Jennifer Zhao ’18

With the holiday season in swing, perhaps you’re thinking about the friends and family you will meet. Perhaps you’re thinking about the delectable food you will eat at parties.

Perhaps you’re thinking farther ahead to the regrets you’ll have from overeating, and then you’ll make a New Year’s resolution to lose a few pounds through diet and exercise.

Perhaps. But if you are someone who has attempted to lose weight for years, yet the numbers on the scale still rise, you’re not alone. Recent research, as presented in the Mosaic, agrees that the calorie system is broken.

Over two-thirds of American adults are overweight or obese. This huge prevalence and associated consequences cost the United States over $147 billion in health care, as well as $4.3 billion in job absenteeism. Why doesn’t the simple weight loss formula – burn more calories than consumed – work in the fight against obesity?

Three important issues, per researchers, are at play. The first is the illusory precision in the calorie-counting process. Believe it or not, there is no fixed rule food companies must follow to count calories. They have three options:

  • Incinerate freeze-dried pellets of product in a bomb calorimeter;
  • Use the Atwater values developed in the late 1800s, which represent the available energy in each gram of protein, carbohydrate, and fat; or
  • Use a modified set of values published by the Department of Agriculture in 1955 that considers people’s ability to digest different foods in different ways.

Depending on the method used, a given serving of food can vary slightly in calorie count. While the information that a serving of spaghetti can contain between 200 to 210 calories is not wholly devastating, small uncertainties like this can add up for people who do not want to overshoot caloric limits.

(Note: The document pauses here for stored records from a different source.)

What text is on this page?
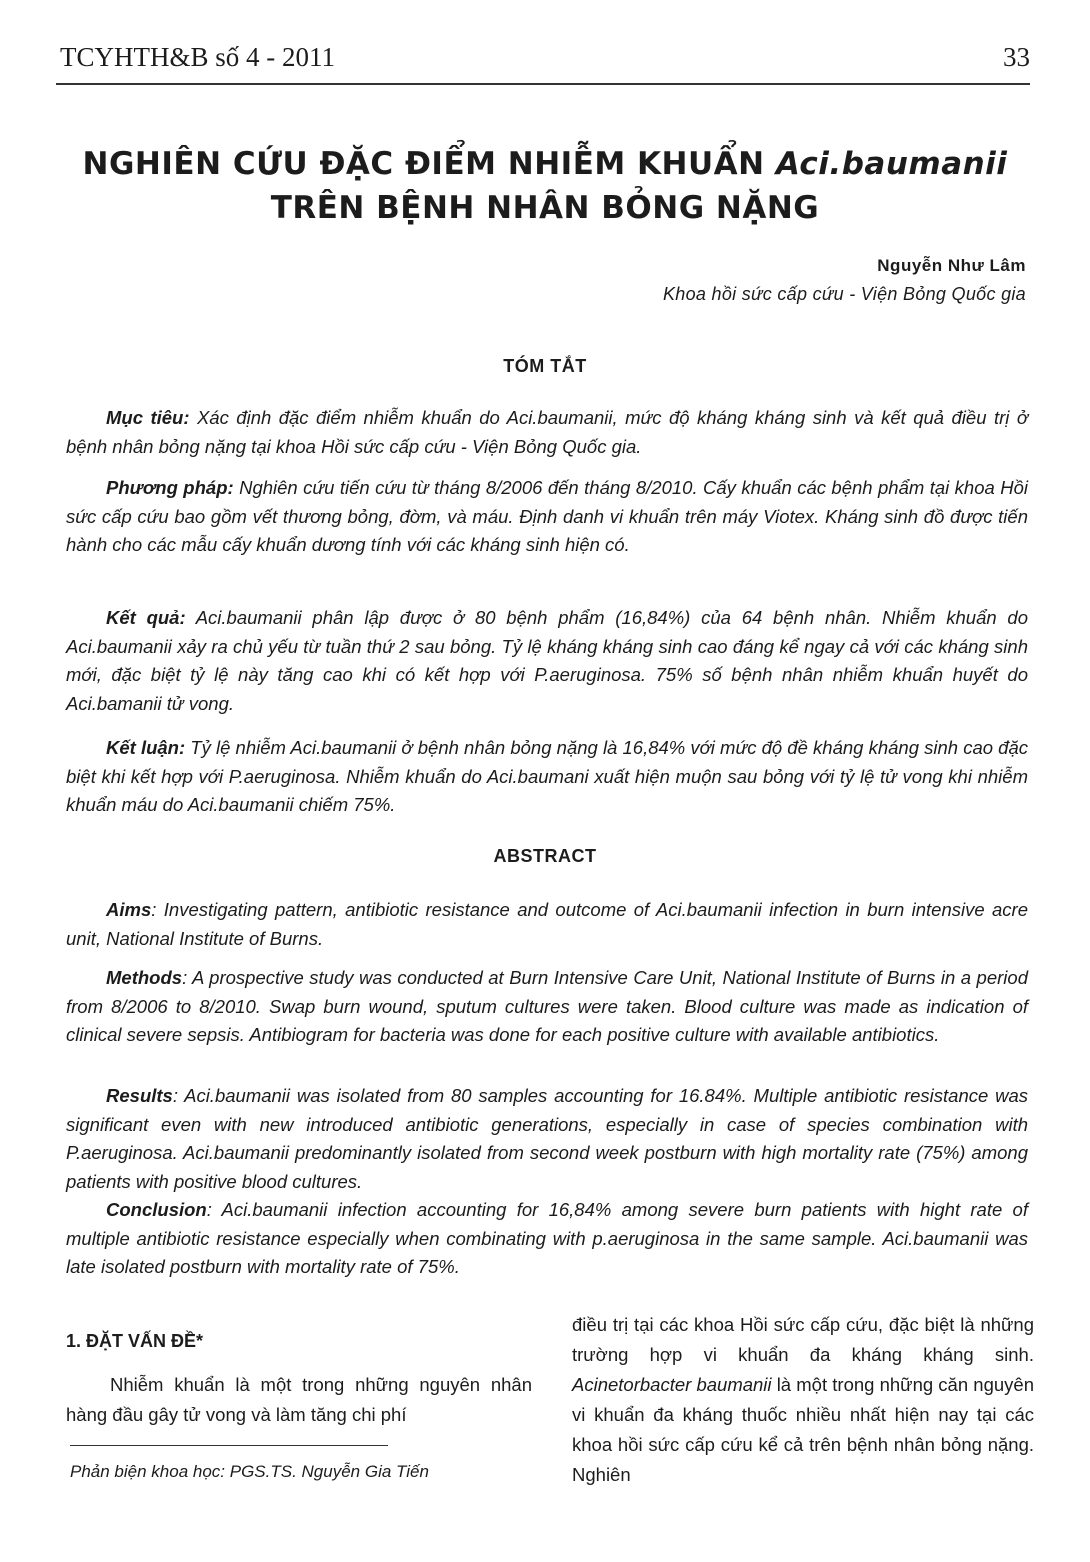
TCYHTH&B số 4 - 2011	33
NGHIÊN CỨU ĐẶC ĐIỂM NHIỄM KHUẨN Aci.baumanii
TRÊN BỆNH NHÂN BỎNG NẶNG
Nguyễn Như Lâm
Khoa hồi sức cấp cứu - Viện Bỏng Quốc gia
TÓM TẮT

Mục tiêu: Xác định đặc điểm nhiễm khuẩn do Aci.baumanii, mức độ kháng kháng sinh và kết quả điều trị ở bệnh nhân bỏng nặng tại khoa Hồi sức cấp cứu - Viện Bỏng Quốc gia.

Phương pháp: Nghiên cứu tiến cứu từ tháng 8/2006 đến tháng 8/2010. Cấy khuẩn các bệnh phẩm tại khoa Hồi sức cấp cứu bao gồm vết thương bỏng, đờm, và máu. Định danh vi khuẩn trên máy Viotex. Kháng sinh đồ được tiến hành cho các mẫu cấy khuẩn dương tính với các kháng sinh hiện có.

Kết quả: Aci.baumanii phân lập được ở 80 bệnh phẩm (16,84%) của 64 bệnh nhân. Nhiễm khuẩn do Aci.baumanii xảy ra chủ yếu từ tuần thứ 2 sau bỏng. Tỷ lệ kháng kháng sinh cao đáng kể ngay cả với các kháng sinh mới, đặc biệt tỷ lệ này tăng cao khi có kết hợp với P.aeruginosa. 75% số bệnh nhân nhiễm khuẩn huyết do Aci.bamanii tử vong.

Kết luận: Tỷ lệ nhiễm Aci.baumanii ở bệnh nhân bỏng nặng là 16,84% với mức độ đề kháng kháng sinh cao đặc biệt khi kết hợp với P.aeruginosa. Nhiễm khuẩn do Aci.baumani xuất hiện muộn sau bỏng với tỷ lệ tử vong khi nhiễm khuẩn máu do Aci.baumanii chiếm 75%.

ABSTRACT

Aims: Investigating pattern, antibiotic resistance and outcome of Aci.baumanii infection in burn intensive acre unit, National Institute of Burns.

Methods: A prospective study was conducted at Burn Intensive Care Unit, National Institute of Burns in a period from 8/2006 to 8/2010. Swap burn wound, sputum cultures were taken. Blood culture was made as indication of clinical severe sepsis. Antibiogram for bacteria was done for each positive culture with available antibiotics.

Results: Aci.baumanii was isolated from 80 samples accounting for 16.84%. Multiple antibiotic resistance was significant even with new introduced antibiotic generations, especially in case of species combination with P.aeruginosa. Aci.baumanii predominantly isolated from second week postburn with high mortality rate (75%) among patients with positive blood cultures.

Conclusion: Aci.baumanii infection accounting for 16,84% among severe burn patients with hight rate of multiple antibiotic resistance especially when combinating with p.aeruginosa in the same sample. Aci.baumanii was late isolated postburn with mortality rate of 75%.

1. ĐẶT VẤN ĐỀ*

Nhiễm khuẩn là một trong những nguyên nhân hàng đầu gây tử vong và làm tăng chi phí

điều trị tại các khoa Hồi sức cấp cứu, đặc biệt là những trường hợp vi khuẩn đa kháng kháng sinh. Acinetorbacter baumanii là một trong những căn nguyên vi khuẩn đa kháng thuốc nhiều nhất hiện nay tại các khoa hồi sức cấp cứu kể cả trên bệnh nhân bỏng nặng. Nghiên

Phản biện khoa học: PGS.TS. Nguyễn Gia Tiến
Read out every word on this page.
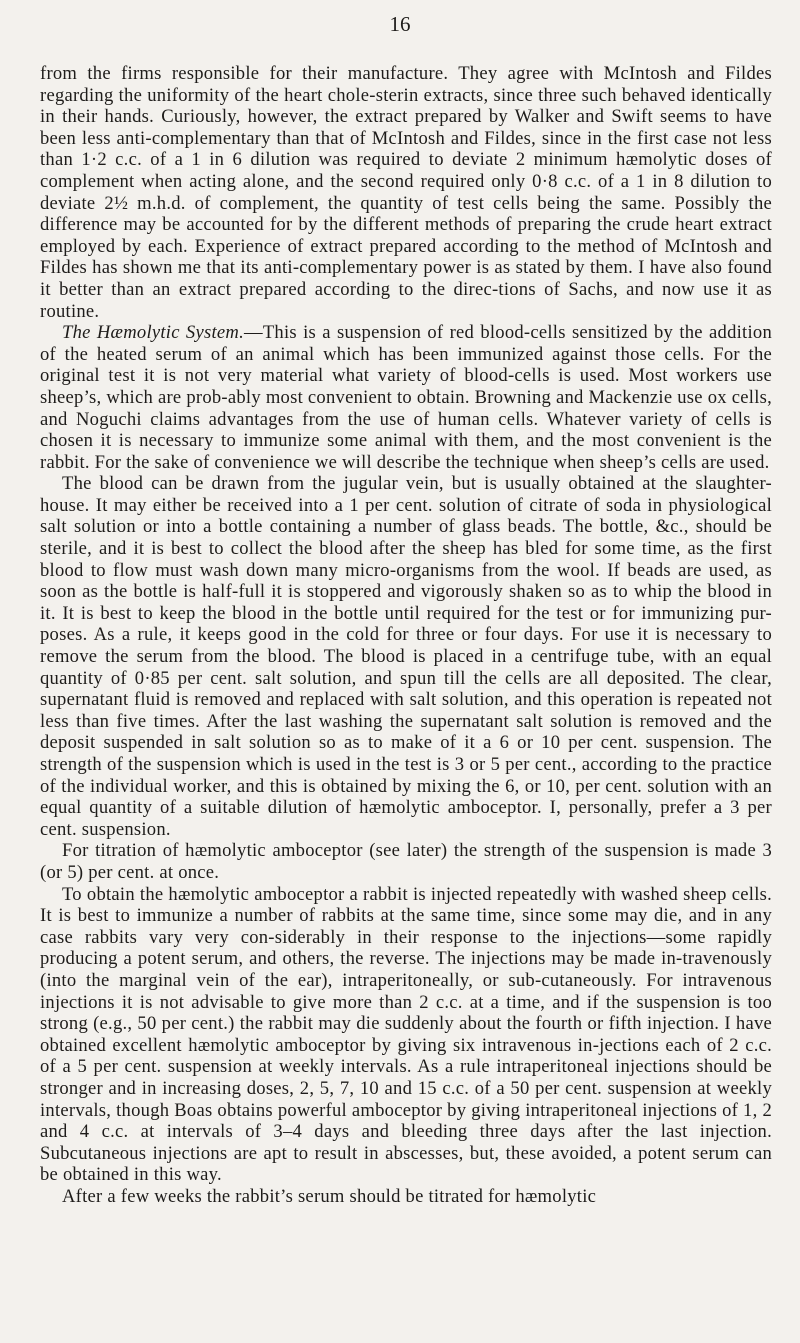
16

from the firms responsible for their manufacture. They agree with McIntosh and Fildes regarding the uniformity of the heart chole-sterin extracts, since three such behaved identically in their hands. Curiously, however, the extract prepared by Walker and Swift seems to have been less anti-complementary than that of McIntosh and Fildes, since in the first case not less than 1·2 c.c. of a 1 in 6 dilution was required to deviate 2 minimum hæmolytic doses of complement when acting alone, and the second required only 0·8 c.c. of a 1 in 8 dilution to deviate 2½ m.h.d. of complement, the quantity of test cells being the same. Possibly the difference may be accounted for by the different methods of preparing the crude heart extract employed by each. Experience of extract prepared according to the method of McIntosh and Fildes has shown me that its anti-complementary power is as stated by them. I have also found it better than an extract prepared according to the direc-tions of Sachs, and now use it as routine.

The Hæmolytic System.—This is a suspension of red blood-cells sensitized by the addition of the heated serum of an animal which has been immunized against those cells. For the original test it is not very material what variety of blood-cells is used. Most workers use sheep’s, which are prob-ably most convenient to obtain. Browning and Mackenzie use ox cells, and Noguchi claims advantages from the use of human cells. Whatever variety of cells is chosen it is necessary to immunize some animal with them, and the most convenient is the rabbit. For the sake of convenience we will describe the technique when sheep’s cells are used.

The blood can be drawn from the jugular vein, but is usually obtained at the slaughter-house. It may either be received into a 1 per cent. solution of citrate of soda in physiological salt solution or into a bottle containing a number of glass beads. The bottle, &c., should be sterile, and it is best to collect the blood after the sheep has bled for some time, as the first blood to flow must wash down many micro-organisms from the wool. If beads are used, as soon as the bottle is half-full it is stoppered and vigorously shaken so as to whip the blood in it. It is best to keep the blood in the bottle until required for the test or for immunizing pur-poses. As a rule, it keeps good in the cold for three or four days. For use it is necessary to remove the serum from the blood. The blood is placed in a centrifuge tube, with an equal quantity of 0·85 per cent. salt solution, and spun till the cells are all deposited. The clear, supernatant fluid is removed and replaced with salt solution, and this operation is repeated not less than five times. After the last washing the supernatant salt solution is removed and the deposit suspended in salt solution so as to make of it a 6 or 10 per cent. suspension. The strength of the suspension which is used in the test is 3 or 5 per cent., according to the practice of the individual worker, and this is obtained by mixing the 6, or 10, per cent. solution with an equal quantity of a suitable dilution of hæmolytic amboceptor. I, personally, prefer a 3 per cent. suspension.

For titration of hæmolytic amboceptor (see later) the strength of the suspension is made 3 (or 5) per cent. at once.

To obtain the hæmolytic amboceptor a rabbit is injected repeatedly with washed sheep cells. It is best to immunize a number of rabbits at the same time, since some may die, and in any case rabbits vary very con-siderably in their response to the injections—some rapidly producing a potent serum, and others, the reverse. The injections may be made in-travenously (into the marginal vein of the ear), intraperitoneally, or sub-cutaneously. For intravenous injections it is not advisable to give more than 2 c.c. at a time, and if the suspension is too strong (e.g., 50 per cent.) the rabbit may die suddenly about the fourth or fifth injection. I have obtained excellent hæmolytic amboceptor by giving six intravenous in-jections each of 2 c.c. of a 5 per cent. suspension at weekly intervals. As a rule intraperitoneal injections should be stronger and in increasing doses, 2, 5, 7, 10 and 15 c.c. of a 50 per cent. suspension at weekly intervals, though Boas obtains powerful amboceptor by giving intraperitoneal injections of 1, 2 and 4 c.c. at intervals of 3–4 days and bleeding three days after the last injection. Subcutaneous injections are apt to result in abscesses, but, these avoided, a potent serum can be obtained in this way.

After a few weeks the rabbit’s serum should be titrated for hæmolytic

The second issue is food preparation and serving size. Cooking unravels microscopic structures that bind energy to food, freeing up calories and the work our digestive system would otherwise have to do. As for serving size, food advertised to contain 500 calories can very easily hide 300 more due to local chefs heaping on extra French fries or dollops of sauce.

The third issue is the simple fact that no two people are identical. Two people of the same height, weight, and age will still differ in other factors that influence energy requirements to maintain basic bodily functions. The microbiome – microorganisms that reside in our stomachs – has been a hot topic in obesity research. We each host a unique set of microbes, which is easily influenced by our environment. Though still not fully understood, evidence strongly suggests that gut microbes may affect weight gain in humans as they do in lab animals.

A hundred years ago, nutritionists wanted to ensure that people were well-fed. Now that overweight problems strike more people than hunger does, the need for a new system of food accounting is critical.

Science agrees that calorie system is broken. Researchers propose that weight-loss plans focus on satiety or personal nutrition. Although change will be slow, ongoing work will for now serve as a reminder that there are other, more holistic ways, to measure food – ways that may be more useful for both weight loss and overall health.